13.1
Sensitivities of a high-resolution coupled GCM in a CO2 doubling experiment
Keiko Takahashi, Japan Marine Science and Technology Center, Yokohama, Kanagawa, Japan; and W. Ohfuchi, N. Komori, H. Nakamura, H. Sakuma, and T. Sato
The global thermohaline circulation has been receiving much attention as a key element regulating centennial or millennium climate variability and one of our urgent concerns relating to the global warming issues is the influence of increasing atmospheric CO2 concentration on the circulation. It is highly probable that the increase of atmospheric CO2 concentration affects momentum, heat and fresh water fluxes being exchanged between the atmosphere and oceans, presumably in a complex fashion, and may exert a considerable impact on the global thermohaline circulation whose response to such an anthropogenic CO2 forcing still remains to be an open question.In our study, among other things, we attempt to have a more realistic picture of heat transports by performing fully coupled high-resolution simulations on the Earth Simulator
As a first step towards such a goal, we have developed a fully parallelized code for a coupled ocean, atmosphere and sea ice model designed to be run on the Earth Simulator. The three major components of our model: AfES, OfES and SIfES have been developed originally from CCSR/NIES AGCM, MOM3 and Hibler's sea ice model, respectively, and each of them has been tuned up to attain high computational performance on the machine. The high performance of our code enables us to execute several high-resolution coupled simulations covering the time scale of centennial order in a tolerable research period.
We have started to investigate the impact of the momentum, heat and water flux exchange on changing both atmospheric and oceanic circulations in response to the increase of a greenhouse gas forcing.
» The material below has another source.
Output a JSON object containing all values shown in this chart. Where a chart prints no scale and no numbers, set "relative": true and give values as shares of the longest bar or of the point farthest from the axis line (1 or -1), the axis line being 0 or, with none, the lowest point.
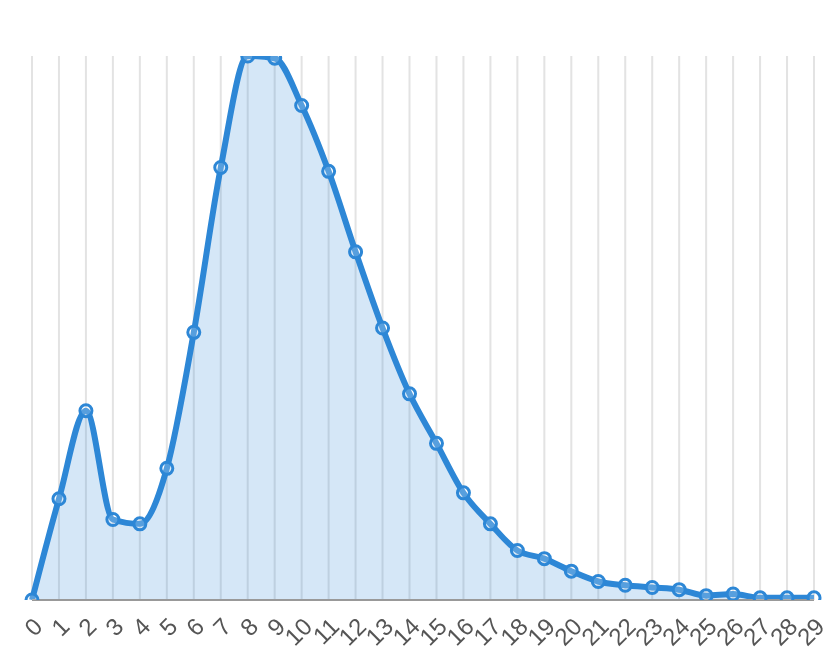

Our experiments are basically composed of two runs, one is a control experiment and the other is a CO2 doubling one in which the concentration of CO2 is to be increased with the compound ratio of 1% per year until it reaches twice as much as its control value in 70 years and then it is fixed at this concentration level thereafter. The employed resolutions of our eddy-permitting oceanic and atmospheric models are as follows, AGCM : Horizontal resolution of T106 and there are 24 vertical sigma levels. OGCM : Horizontal resolution of about 1.0 deg and it has 37 vertical levels. A focal point of our study is the induced change of thermohaline circulations and of atmospheric water vapor transport associated with dominant flow patterns reflected, say, in atmospheric teleconnections in response to a given greenhouse gas forcing. We have not completed the analyses yet, however, promising features of the world oceans and atmosphere already began to emerge in simulated fields we have looked into. Sea ice variability was also reproduced with reasonable amplitude. This seems to suggest a possibility that further extensions of the present study would lead to an improvement in numerical studies on the global warming related climate variations. We will also discuss a possible spin-down mechanism of ocean circulations and heat redistribution in a simulated globally warmed condition with a longer extended integration after the CO2 doubling period.